The Southland Times

Gloriavale’s child employees feel they are ‘finally being heard’

- Joanne Naish and Cate Macintosh

Former Gloriavale members say they are ‘‘finally being heard’’ after the Employment Court’s ruling that they were employees.

One of the three former workers who brought the case, Daniel Pilgrim, spoke to media outside Christchur­ch’s justice precinct after Chief Judge Christina Inglis’ judgment was released yesterday.

The judge considered whether an employment relationsh­ip existed between Gloriavale leaders and the leavers when they worked in the community’s commercial businesses. She reserved her decision on the identity of the employer/employers within the Gloriavale structure, and also reserved details of the costs the plaintiffs were entitled to.

Pilgrim said it was ‘‘overwhelmi­ng’’ that they were ‘‘finally being heard’’, and the decision would have ‘‘ramificati­ons for a lot of people’’.

‘‘Voices in there that have been silenced for so many years, that their voices are finally being heard and there’s some legal recognitio­n and something’s happening, it’s amazing really.’’

The former members – Hosea Courage, Levi Courage and Pilgrim – who were born in Gloriavale, described beginning work in the businesses age 6.

During a hearing in February, they said they were hit with implements such as rods, food was withheld, and they were publicly shamed if they failed to work.

Pilgrim said yesterday that he believed the Labour Inspectora­te had failed to do its job.

Their priority was to see the law enforced for family and friends in Gloriavale, so ‘‘they can make decisions about where they work’’.

‘‘In reality they make none of their decisions.’’

The court’s decision would affect those currently and previously living at Gloriavale in regards to their working conditions, pay and employment rights. It means the previous Labour Inspectora­te investigat­ions, which found residents were not employees and therefore not protected by employment laws, was wrong.

Lawyers for Gloriavale told the court there were no employment relationsh­ips because the people worked for their shared faithbased beliefs to ensure the community’s needs were met and said the children’s work was ‘‘chores’’.

Judge Inglis found all three plaintiffs were employees from the age of 6 until they left Gloriavale.

‘‘The fact the work was undertaken within a religious community, and according to a particular set of beliefs and values, did not mean that it could escape close scrutiny by external agencies or avoid minimum employment standards if they applied,’’ she said.

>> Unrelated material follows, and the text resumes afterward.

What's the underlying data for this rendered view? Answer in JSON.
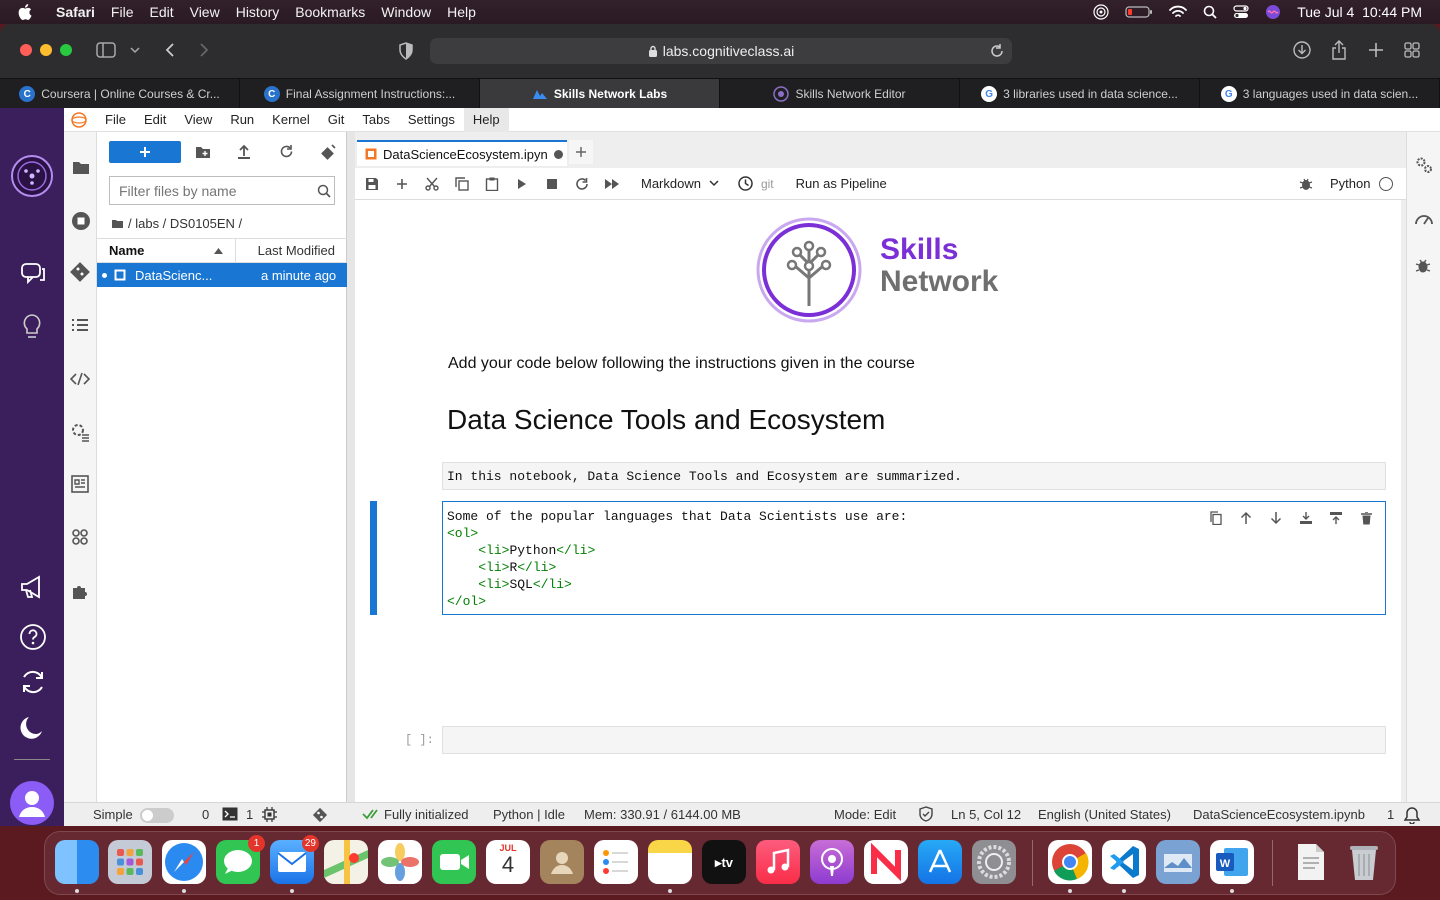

The plaintiffs worked regularly and for long hours, primarily for the benefit of Gloriavale’s commercial operations. In return, they received the necessitie­s of life and the ability to remain in the community – but the work was ‘‘subject to strict control’’, she said.

‘‘The work undertaken by the plaintiffs as children ... could not be described as ‘chores’, including because of the commercial nature of the activities, because they were performed over an extended period of time and because they were strenuous, difficult, and sometimes dangerous.’’

Parents had no final say, over where, when, and for how long their children worked, the judge said.